Serres ve en La Fontaine la fuente de esta sólida alianza en la que se construye la poesía francesa de nuestro tiempo, dice. Convoca allí a Saint-John Perse, Paul Valéry, André Breton, entre otros, por nombrar sólo algunos de la gran diversidad de la rebosante poesía francesa. Muchos franceses y el propio La Fontaine estarían de acuerdo con él, pero otros, sin duda, por el contrario elegirían una opción menos oficial, menos convencional y más rebelde, digamos, como la poesía insolente de los surrealistas y el anárquico Rimbaud.
* * *
Me gustaría volver ahora a Gustave Flaubert y a la literatura francesa; y contarles cómo el solitario de Croisset me ayudó a convertirme en el escritor que soy. La misma noche de mi llegada a París, en 1959, como ya he dicho, compré un ejemplar de Madame Bovary en“La Joie de Lire”, una librería que me resultó simpática porque nunca denunciaron a los ladrones de sus libros, lo que explica que acabaría quebrando.
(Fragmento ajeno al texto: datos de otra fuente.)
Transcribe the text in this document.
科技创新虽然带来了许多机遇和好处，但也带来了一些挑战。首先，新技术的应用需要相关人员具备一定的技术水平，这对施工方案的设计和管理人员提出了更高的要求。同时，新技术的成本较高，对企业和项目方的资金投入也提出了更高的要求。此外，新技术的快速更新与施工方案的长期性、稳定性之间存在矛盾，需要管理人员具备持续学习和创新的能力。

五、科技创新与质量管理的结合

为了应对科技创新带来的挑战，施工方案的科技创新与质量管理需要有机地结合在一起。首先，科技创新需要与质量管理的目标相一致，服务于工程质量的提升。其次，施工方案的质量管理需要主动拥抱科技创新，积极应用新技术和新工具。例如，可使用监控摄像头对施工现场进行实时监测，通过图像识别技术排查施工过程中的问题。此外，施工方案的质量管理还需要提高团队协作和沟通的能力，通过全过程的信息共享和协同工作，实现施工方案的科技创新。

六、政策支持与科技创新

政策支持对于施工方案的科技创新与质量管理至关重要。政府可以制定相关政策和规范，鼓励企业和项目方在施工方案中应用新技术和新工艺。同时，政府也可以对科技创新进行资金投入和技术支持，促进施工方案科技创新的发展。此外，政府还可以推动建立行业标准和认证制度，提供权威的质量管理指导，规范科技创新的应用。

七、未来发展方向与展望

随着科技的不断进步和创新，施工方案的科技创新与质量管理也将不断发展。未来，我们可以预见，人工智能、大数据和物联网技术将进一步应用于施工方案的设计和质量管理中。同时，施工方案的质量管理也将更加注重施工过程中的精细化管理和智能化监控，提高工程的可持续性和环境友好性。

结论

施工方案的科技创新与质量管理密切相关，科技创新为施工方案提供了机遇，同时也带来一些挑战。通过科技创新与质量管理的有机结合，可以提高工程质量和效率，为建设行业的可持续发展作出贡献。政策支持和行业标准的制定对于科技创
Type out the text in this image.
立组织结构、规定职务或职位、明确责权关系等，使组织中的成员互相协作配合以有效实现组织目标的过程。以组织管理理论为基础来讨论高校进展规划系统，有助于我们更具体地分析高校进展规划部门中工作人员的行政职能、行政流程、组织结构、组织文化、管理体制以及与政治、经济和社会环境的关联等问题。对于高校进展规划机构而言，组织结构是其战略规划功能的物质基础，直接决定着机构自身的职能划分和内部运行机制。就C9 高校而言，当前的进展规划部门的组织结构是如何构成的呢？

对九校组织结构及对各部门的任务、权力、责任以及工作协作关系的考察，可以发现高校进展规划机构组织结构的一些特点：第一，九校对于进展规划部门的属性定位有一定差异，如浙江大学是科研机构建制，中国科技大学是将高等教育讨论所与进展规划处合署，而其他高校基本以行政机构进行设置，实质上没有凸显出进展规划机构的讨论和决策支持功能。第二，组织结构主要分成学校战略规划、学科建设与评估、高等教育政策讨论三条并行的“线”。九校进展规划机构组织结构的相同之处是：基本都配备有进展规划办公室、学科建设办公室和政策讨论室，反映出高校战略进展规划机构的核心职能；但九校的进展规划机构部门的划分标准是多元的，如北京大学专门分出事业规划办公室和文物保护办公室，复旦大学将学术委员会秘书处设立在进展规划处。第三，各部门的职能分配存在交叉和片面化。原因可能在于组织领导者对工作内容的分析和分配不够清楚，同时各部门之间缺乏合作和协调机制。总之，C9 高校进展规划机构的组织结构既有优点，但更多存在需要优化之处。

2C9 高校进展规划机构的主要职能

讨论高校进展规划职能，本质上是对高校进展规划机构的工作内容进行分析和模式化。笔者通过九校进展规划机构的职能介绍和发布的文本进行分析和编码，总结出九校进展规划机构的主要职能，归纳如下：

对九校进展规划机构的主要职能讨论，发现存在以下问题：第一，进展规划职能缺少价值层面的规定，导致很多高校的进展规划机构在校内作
También recuerdo aquella noche en el Hotel Wetter, en el Barrio Latino, donde me alojaba, y aquella pareja que se hizo amiga, los La Croix, como un sueño del que nunca desperté. Deslumbrado por la elegancia y precisión de la escritura de Flaubert, lo leí y releí completo, de principio a fin, quiero decir que estudié sus novelas y su correspondencia, y he hecho el viaje a Croisset y depositado flores en su tumba, para agradecerle todo lo que había hecho por mí y por la novela moderna.
Flaubert es un escritor inmenso, quizá el más importante de los de la Europa del siglo XIX, o al menos de Francia, es decir, el mundo. Y su importancia no sólo se debe a sus admirables novelas -Madame Bovary y La educación sentimental, principalmente-, pero sus contribuciones a la estructura de la novela moderna, que en cierto modo fundó, ayudaron a los escritores adolescentes como yo cuando lo leí por primera vez- para descubrir su verdadero yo.
No estoy del todo seguro de que Flaubert fuera plenamente consciente de la revolución que nos legó con su obra. Pero más que leer en voz alta cada frase -cada palabra- que escribió en ese que aún existe y que bautizó con el nombre de Gueuloir, lo que me parece importante es la invención del narrador anónimo, ese Dios -como él lo llama- en el que se basa la novela hoy en día. Este narrador invisible ha permitido eliminar un sinfín de personajes que abarrotaban la novela clásica y que estaban ahí simplemente para fingir que eran los autores de una historia. Y permitió que la novela moderna los sacrificara sin pensárselo dos veces: su sustitución cubriendo, a partir de entonces, todas las etapas de la novela - y a la novela- y dar un salto adelante que sirviera a todos.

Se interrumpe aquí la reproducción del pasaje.